La inflación en Colombia sigue sin dar tregua. En junio, el índice de precios al consumidor (IPC) se disparó al 6,14%, el nivel más alto desde julio de 2024, según datos del DANE. Este cuarto mes consecutivo de aceleración enciende las alarmas sobre el costo de vida y la política monetaria del Banco de la República.
El encarecimiento que más pesa en el bolsillo
El aumento del costo de vida ha estado jalonado principalmente por tres factores: los alimentos, los servicios públicos y el desbordado gasto público. La indexación de precios y el fuerte incremento del 23% en el salario mínimo han presionado al alza los costos de producción y consumo.

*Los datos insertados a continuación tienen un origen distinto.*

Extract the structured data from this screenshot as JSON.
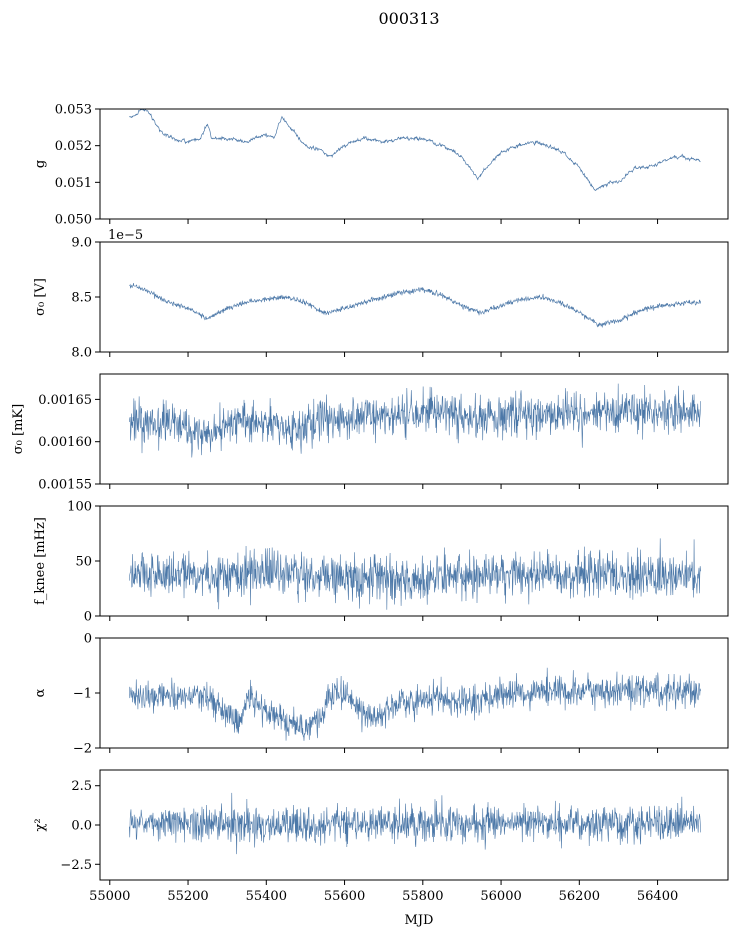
{
  "figure": {
    "title": "000313",
    "xlabel": "MJD"
  },
  "chart_data": {
    "type": "line",
    "x_range": [
      55050,
      56510
    ],
    "xlim": [
      54975,
      56580
    ],
    "x_ticks": [
      55000,
      55200,
      55400,
      55600,
      55800,
      56000,
      56200,
      56400
    ],
    "x_tick_labels": [
      "55000",
      "55200",
      "55400",
      "55600",
      "55800",
      "56000",
      "56200",
      "56400"
    ],
    "line_color": "#4c78a8",
    "panels": [
      {
        "id": "g",
        "ylabel": "g",
        "ylim": [
          0.05,
          0.053
        ],
        "y_ticks": [
          0.05,
          0.051,
          0.052,
          0.053
        ],
        "y_tick_labels": [
          "0.050",
          "0.051",
          "0.052",
          "0.053"
        ],
        "offset_text": "",
        "noise": 2e-05,
        "width": 0.7,
        "trend": [
          [
            55060,
            0.0528
          ],
          [
            55080,
            0.053
          ],
          [
            55100,
            0.0529
          ],
          [
            55130,
            0.0524
          ],
          [
            55160,
            0.0522
          ],
          [
            55200,
            0.0521
          ],
          [
            55230,
            0.0522
          ],
          [
            55250,
            0.0526
          ],
          [
            55260,
            0.0522
          ],
          [
            55300,
            0.0522
          ],
          [
            55350,
            0.0521
          ],
          [
            55400,
            0.0523
          ],
          [
            55420,
            0.0522
          ],
          [
            55440,
            0.0528
          ],
          [
            55460,
            0.0525
          ],
          [
            55500,
            0.052
          ],
          [
            55540,
            0.0519
          ],
          [
            55560,
            0.0517
          ],
          [
            55600,
            0.052
          ],
          [
            55650,
            0.0522
          ],
          [
            55700,
            0.0521
          ],
          [
            55750,
            0.0522
          ],
          [
            55800,
            0.0522
          ],
          [
            55850,
            0.052
          ],
          [
            55900,
            0.0517
          ],
          [
            55940,
            0.0511
          ],
          [
            55970,
            0.0515
          ],
          [
            56000,
            0.0518
          ],
          [
            56040,
            0.052
          ],
          [
            56080,
            0.0521
          ],
          [
            56120,
            0.052
          ],
          [
            56160,
            0.0518
          ],
          [
            56200,
            0.0514
          ],
          [
            56240,
            0.0508
          ],
          [
            56280,
            0.051
          ],
          [
            56300,
            0.051
          ],
          [
            56340,
            0.0514
          ],
          [
            56380,
            0.0514
          ],
          [
            56420,
            0.0516
          ],
          [
            56460,
            0.0517
          ],
          [
            56510,
            0.0516
          ]
        ]
      },
      {
        "id": "sigma0-v",
        "ylabel": "σ₀ [V]",
        "ylim": [
          8e-05,
          9e-05
        ],
        "y_ticks": [
          8e-05,
          8.5e-05,
          9e-05
        ],
        "y_tick_labels": [
          "8.0",
          "8.5",
          "9.0"
        ],
        "offset_text": "1e−5",
        "noise": 1.2e-07,
        "width": 0.6,
        "trend": [
          [
            55060,
            8.6e-05
          ],
          [
            55100,
            8.55e-05
          ],
          [
            55150,
            8.45e-05
          ],
          [
            55200,
            8.4e-05
          ],
          [
            55250,
            8.3e-05
          ],
          [
            55300,
            8.4e-05
          ],
          [
            55350,
            8.45e-05
          ],
          [
            55400,
            8.48e-05
          ],
          [
            55450,
            8.5e-05
          ],
          [
            55500,
            8.45e-05
          ],
          [
            55550,
            8.35e-05
          ],
          [
            55600,
            8.4e-05
          ],
          [
            55650,
            8.45e-05
          ],
          [
            55700,
            8.5e-05
          ],
          [
            55750,
            8.55e-05
          ],
          [
            55800,
            8.57e-05
          ],
          [
            55850,
            8.52e-05
          ],
          [
            55900,
            8.42e-05
          ],
          [
            55950,
            8.36e-05
          ],
          [
            56000,
            8.42e-05
          ],
          [
            56050,
            8.48e-05
          ],
          [
            56100,
            8.5e-05
          ],
          [
            56150,
            8.45e-05
          ],
          [
            56200,
            8.36e-05
          ],
          [
            56250,
            8.25e-05
          ],
          [
            56300,
            8.28e-05
          ],
          [
            56350,
            8.37e-05
          ],
          [
            56400,
            8.42e-05
          ],
          [
            56450,
            8.44e-05
          ],
          [
            56510,
            8.45e-05
          ]
        ]
      },
      {
        "id": "sigma0-mk",
        "ylabel": "σ₀ [mK]",
        "ylim": [
          0.00155,
          0.00168
        ],
        "y_ticks": [
          0.00155,
          0.0016,
          0.00165
        ],
        "y_tick_labels": [
          "0.00155",
          "0.00160",
          "0.00165"
        ],
        "offset_text": "",
        "noise": 1.2e-05,
        "width": 0.6,
        "trend": [
          [
            55060,
            0.00162
          ],
          [
            55150,
            0.00162
          ],
          [
            55200,
            0.001615
          ],
          [
            55250,
            0.001605
          ],
          [
            55300,
            0.00162
          ],
          [
            55350,
            0.001625
          ],
          [
            55400,
            0.001622
          ],
          [
            55450,
            0.001615
          ],
          [
            55500,
            0.00162
          ],
          [
            55550,
            0.001625
          ],
          [
            55600,
            0.001625
          ],
          [
            55650,
            0.00163
          ],
          [
            55700,
            0.001628
          ],
          [
            55750,
            0.001632
          ],
          [
            55800,
            0.001635
          ],
          [
            55850,
            0.001635
          ],
          [
            55900,
            0.00163
          ],
          [
            55950,
            0.001628
          ],
          [
            56000,
            0.001632
          ],
          [
            56050,
            0.001635
          ],
          [
            56100,
            0.00163
          ],
          [
            56150,
            0.001635
          ],
          [
            56200,
            0.001632
          ],
          [
            56250,
            0.001635
          ],
          [
            56300,
            0.001632
          ],
          [
            56350,
            0.00164
          ],
          [
            56400,
            0.001635
          ],
          [
            56450,
            0.001635
          ],
          [
            56510,
            0.001638
          ]
        ]
      },
      {
        "id": "f-knee",
        "ylabel": "f_knee [mHz]",
        "ylim": [
          0,
          100
        ],
        "y_ticks": [
          0,
          50,
          100
        ],
        "y_tick_labels": [
          "0",
          "50",
          "100"
        ],
        "offset_text": "",
        "noise": 10,
        "width": 0.6,
        "trend": [
          [
            55060,
            38
          ],
          [
            55150,
            38
          ],
          [
            55200,
            36
          ],
          [
            55300,
            38
          ],
          [
            55400,
            40
          ],
          [
            55500,
            38
          ],
          [
            55600,
            36
          ],
          [
            55700,
            35
          ],
          [
            55750,
            30
          ],
          [
            55800,
            33
          ],
          [
            55850,
            36
          ],
          [
            55900,
            38
          ],
          [
            56000,
            37
          ],
          [
            56100,
            38
          ],
          [
            56200,
            37
          ],
          [
            56300,
            38
          ],
          [
            56400,
            38
          ],
          [
            56510,
            38
          ]
        ]
      },
      {
        "id": "alpha",
        "ylabel": "α",
        "ylim": [
          -2,
          0
        ],
        "y_ticks": [
          -2,
          -1,
          0
        ],
        "y_tick_labels": [
          "−2",
          "−1",
          "0"
        ],
        "offset_text": "",
        "noise": 0.14,
        "width": 0.6,
        "trend": [
          [
            55060,
            -1.05
          ],
          [
            55150,
            -1.05
          ],
          [
            55200,
            -1.05
          ],
          [
            55250,
            -1.1
          ],
          [
            55300,
            -1.35
          ],
          [
            55330,
            -1.5
          ],
          [
            55360,
            -1.1
          ],
          [
            55400,
            -1.3
          ],
          [
            55450,
            -1.55
          ],
          [
            55500,
            -1.65
          ],
          [
            55540,
            -1.45
          ],
          [
            55560,
            -1.05
          ],
          [
            55600,
            -1.05
          ],
          [
            55630,
            -1.25
          ],
          [
            55670,
            -1.45
          ],
          [
            55700,
            -1.35
          ],
          [
            55750,
            -1.2
          ],
          [
            55800,
            -1.15
          ],
          [
            55850,
            -1.1
          ],
          [
            55900,
            -1.15
          ],
          [
            55950,
            -1.1
          ],
          [
            56000,
            -1.05
          ],
          [
            56100,
            -1.0
          ],
          [
            56200,
            -0.95
          ],
          [
            56300,
            -0.95
          ],
          [
            56400,
            -0.95
          ],
          [
            56510,
            -0.95
          ]
        ]
      },
      {
        "id": "chi2",
        "ylabel": "χ²",
        "ylim": [
          -3.5,
          3.5
        ],
        "y_ticks": [
          -2.5,
          0.0,
          2.5
        ],
        "y_tick_labels": [
          "−2.5",
          "0.0",
          "2.5"
        ],
        "offset_text": "",
        "noise": 0.55,
        "width": 0.6,
        "trend": [
          [
            55060,
            0.1
          ],
          [
            55300,
            0.1
          ],
          [
            55400,
            0.0
          ],
          [
            55500,
            -0.1
          ],
          [
            55600,
            0.1
          ],
          [
            55800,
            0.1
          ],
          [
            56000,
            0.1
          ],
          [
            56510,
            0.1
          ]
        ]
      }
    ]
  }
}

Según un análisis de Anif, estas presiones vienen arrastrándose desde inicios de año y se materializan en el repunte actual.

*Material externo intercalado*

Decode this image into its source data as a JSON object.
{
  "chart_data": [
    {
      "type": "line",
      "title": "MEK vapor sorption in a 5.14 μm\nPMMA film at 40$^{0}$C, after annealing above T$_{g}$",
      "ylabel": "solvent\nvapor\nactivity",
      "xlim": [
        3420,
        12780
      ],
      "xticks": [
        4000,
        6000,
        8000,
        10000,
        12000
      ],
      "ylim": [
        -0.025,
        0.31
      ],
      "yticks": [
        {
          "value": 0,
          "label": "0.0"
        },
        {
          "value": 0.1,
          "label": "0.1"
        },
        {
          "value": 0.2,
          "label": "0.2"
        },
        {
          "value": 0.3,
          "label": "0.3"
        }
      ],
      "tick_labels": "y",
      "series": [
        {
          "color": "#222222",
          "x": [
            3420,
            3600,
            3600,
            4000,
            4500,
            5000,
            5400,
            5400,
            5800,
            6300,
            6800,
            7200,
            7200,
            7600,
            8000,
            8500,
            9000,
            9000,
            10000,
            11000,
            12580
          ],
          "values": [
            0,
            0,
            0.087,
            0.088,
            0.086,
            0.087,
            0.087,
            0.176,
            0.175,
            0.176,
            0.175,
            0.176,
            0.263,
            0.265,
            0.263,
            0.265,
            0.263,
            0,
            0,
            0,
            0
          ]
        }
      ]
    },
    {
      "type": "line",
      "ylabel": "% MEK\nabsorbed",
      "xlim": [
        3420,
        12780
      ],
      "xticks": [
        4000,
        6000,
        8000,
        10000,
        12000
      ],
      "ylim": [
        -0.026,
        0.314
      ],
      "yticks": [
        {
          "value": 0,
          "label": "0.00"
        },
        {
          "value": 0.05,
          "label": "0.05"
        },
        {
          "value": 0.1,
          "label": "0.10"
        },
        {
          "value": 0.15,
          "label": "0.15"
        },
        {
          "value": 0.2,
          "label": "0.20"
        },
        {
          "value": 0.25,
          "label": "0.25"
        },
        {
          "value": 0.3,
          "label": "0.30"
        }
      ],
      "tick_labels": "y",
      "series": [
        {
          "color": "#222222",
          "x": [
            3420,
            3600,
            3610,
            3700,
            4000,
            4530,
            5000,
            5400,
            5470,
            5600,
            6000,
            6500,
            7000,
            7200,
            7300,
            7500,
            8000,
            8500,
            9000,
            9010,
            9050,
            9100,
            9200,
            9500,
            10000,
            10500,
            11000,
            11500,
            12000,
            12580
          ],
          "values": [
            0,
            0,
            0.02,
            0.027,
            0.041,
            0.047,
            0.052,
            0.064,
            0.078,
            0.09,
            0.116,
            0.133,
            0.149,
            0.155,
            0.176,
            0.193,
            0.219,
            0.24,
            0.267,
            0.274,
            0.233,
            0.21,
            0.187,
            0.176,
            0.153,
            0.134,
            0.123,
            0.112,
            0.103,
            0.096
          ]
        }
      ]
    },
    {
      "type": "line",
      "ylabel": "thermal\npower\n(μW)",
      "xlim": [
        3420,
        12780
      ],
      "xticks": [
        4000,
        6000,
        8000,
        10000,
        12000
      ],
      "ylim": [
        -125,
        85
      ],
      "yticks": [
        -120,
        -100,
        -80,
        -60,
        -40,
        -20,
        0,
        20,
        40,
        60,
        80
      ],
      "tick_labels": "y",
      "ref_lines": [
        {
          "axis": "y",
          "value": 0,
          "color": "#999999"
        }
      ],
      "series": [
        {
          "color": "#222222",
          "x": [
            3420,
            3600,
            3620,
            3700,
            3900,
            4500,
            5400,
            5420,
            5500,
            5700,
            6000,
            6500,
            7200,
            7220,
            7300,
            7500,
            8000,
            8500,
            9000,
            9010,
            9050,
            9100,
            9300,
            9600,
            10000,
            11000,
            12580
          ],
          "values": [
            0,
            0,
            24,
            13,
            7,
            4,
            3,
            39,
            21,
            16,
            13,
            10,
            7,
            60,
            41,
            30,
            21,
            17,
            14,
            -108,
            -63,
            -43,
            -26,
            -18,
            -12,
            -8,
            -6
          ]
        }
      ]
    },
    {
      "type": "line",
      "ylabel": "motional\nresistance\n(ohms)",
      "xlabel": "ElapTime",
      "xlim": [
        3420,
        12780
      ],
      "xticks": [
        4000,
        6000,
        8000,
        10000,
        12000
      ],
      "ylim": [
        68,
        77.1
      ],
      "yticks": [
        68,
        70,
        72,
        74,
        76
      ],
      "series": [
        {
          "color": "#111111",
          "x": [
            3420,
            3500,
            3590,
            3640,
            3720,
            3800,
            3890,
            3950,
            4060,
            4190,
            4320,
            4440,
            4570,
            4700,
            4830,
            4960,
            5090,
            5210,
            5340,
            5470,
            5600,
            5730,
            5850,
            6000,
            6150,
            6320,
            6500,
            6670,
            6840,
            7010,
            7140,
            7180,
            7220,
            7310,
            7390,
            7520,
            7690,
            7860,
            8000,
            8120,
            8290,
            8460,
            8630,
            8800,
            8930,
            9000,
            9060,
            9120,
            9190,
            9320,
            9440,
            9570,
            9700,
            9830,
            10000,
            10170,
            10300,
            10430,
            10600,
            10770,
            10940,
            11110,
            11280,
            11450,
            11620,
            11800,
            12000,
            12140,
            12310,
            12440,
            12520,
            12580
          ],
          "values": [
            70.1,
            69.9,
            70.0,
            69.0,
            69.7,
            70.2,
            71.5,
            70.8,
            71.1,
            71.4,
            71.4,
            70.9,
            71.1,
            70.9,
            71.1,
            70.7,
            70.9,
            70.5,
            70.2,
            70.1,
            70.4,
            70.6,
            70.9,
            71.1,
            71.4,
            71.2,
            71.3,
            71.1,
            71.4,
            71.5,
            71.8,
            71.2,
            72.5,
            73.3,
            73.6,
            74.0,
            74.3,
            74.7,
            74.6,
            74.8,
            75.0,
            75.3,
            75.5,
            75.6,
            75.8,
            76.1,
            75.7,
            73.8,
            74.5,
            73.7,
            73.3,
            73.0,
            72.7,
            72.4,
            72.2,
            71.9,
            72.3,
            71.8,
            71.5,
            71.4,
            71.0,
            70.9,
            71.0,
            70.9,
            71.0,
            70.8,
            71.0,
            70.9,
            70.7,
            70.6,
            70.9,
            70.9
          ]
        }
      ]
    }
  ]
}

El fantasma de El Niño y la amenaza del 7%
El fenómeno de El Niño se perfila como un factor adicional que podría empujar la inflación hacia el 7% para finales de 2026. Esto obligaría al Banco de la República a mantener su tasa de interés elevada, en un contexto donde la economía aún busca recuperarse. Los expertos advierten que, de no controlarse el gasto público, el escenario podría agravarse.
La respuesta del Emisor: tasas altas por más tiempo
Ante el repunte inflacionario, el Banco de la República se enfrenta a un dilema: mantener las tasas altas para contener la inflación o flexibilizarlas para estimular la economía. Por ahora, los analistas estiman que el Emisor optará por la primera opción, lo que encarece el crédito y frena la inversión. La decisión será clave para el rumbo económico del país en los próximos meses.